【パリ10日=益子浩一、栗田成芳】日本にはカガワがいる!

 日本代表FW香川真司(23=マンチェスターU)が歴史を塗り替える。日本代表はパリ郊外で今合宿初めて非公開の練習を行った。右ふくらはぎ痛のMF本田圭佑(26=CSKAモスクワ)は依然別メニュー調整で、出場はピンチ。FW前田も負傷離脱した中、残された香川が攻撃の中軸を任される。過去5戦全敗のフランス戦(12日)を、2年後のW杯で世界を驚かす序章とするため、敵地で初金星を狙う。
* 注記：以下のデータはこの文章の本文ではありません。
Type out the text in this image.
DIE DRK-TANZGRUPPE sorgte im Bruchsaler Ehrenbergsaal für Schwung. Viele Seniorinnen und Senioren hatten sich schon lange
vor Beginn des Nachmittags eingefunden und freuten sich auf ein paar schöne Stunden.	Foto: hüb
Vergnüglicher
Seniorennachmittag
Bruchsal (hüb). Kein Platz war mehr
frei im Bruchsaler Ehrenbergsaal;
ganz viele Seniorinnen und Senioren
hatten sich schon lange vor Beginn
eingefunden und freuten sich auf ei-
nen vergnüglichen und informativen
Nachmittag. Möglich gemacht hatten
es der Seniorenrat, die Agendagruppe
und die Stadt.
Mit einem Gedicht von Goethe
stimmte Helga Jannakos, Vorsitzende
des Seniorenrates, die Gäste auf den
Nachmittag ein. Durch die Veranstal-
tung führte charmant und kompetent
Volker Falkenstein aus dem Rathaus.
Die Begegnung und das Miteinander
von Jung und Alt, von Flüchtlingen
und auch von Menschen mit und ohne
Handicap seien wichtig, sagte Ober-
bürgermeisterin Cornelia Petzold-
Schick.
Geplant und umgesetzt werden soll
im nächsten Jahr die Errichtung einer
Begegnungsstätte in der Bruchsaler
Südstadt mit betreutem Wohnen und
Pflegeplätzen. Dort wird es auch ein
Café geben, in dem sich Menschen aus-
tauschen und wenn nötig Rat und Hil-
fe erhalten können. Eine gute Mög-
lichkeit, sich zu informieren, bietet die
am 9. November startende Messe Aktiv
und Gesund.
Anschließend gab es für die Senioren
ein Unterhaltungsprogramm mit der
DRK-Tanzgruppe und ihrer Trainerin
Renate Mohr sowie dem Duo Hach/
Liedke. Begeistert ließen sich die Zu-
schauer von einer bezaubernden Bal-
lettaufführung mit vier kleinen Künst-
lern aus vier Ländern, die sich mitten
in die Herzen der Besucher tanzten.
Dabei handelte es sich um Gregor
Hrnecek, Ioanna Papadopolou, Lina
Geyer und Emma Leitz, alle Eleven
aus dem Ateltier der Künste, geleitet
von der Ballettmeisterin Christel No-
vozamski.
 窮地にも余裕の笑みを浮かべた。フランス入り後、初めての非公開。公開された冒頭15分、香川はリラックスした表情で長友や今野と笑顔で話した。「お互いのよさを出すために、わかり合う必要がある。それぞれの選手と連係が大事。1人じゃなくてチームとしていい形をつくる」。前日までの練習で豊富なバリエーションを披露。左サイドにとらわれず、タイミングを外した左クロス、中へ切れ込むドリブル、スキを見て放つ強烈なミドルシュート。トップ下でなくても周りを生かし、自分も生きる。

 強烈な個性で引っ張る本田の出場が危ぶまれる中、1トップの前田も離脱。FW岡崎は負傷のため招集さえ見送られた。W杯最終予選で固定して戦ってきた攻撃陣が、次々と消えていく中で残ったのは香川だけ。「しっかりボールを保持しながら戦う必要が、絶対ある。個人で打開できるチームじゃない。そこをいかに強豪相手にできるか、試されるゲーム」。それが香川流のイメージだ。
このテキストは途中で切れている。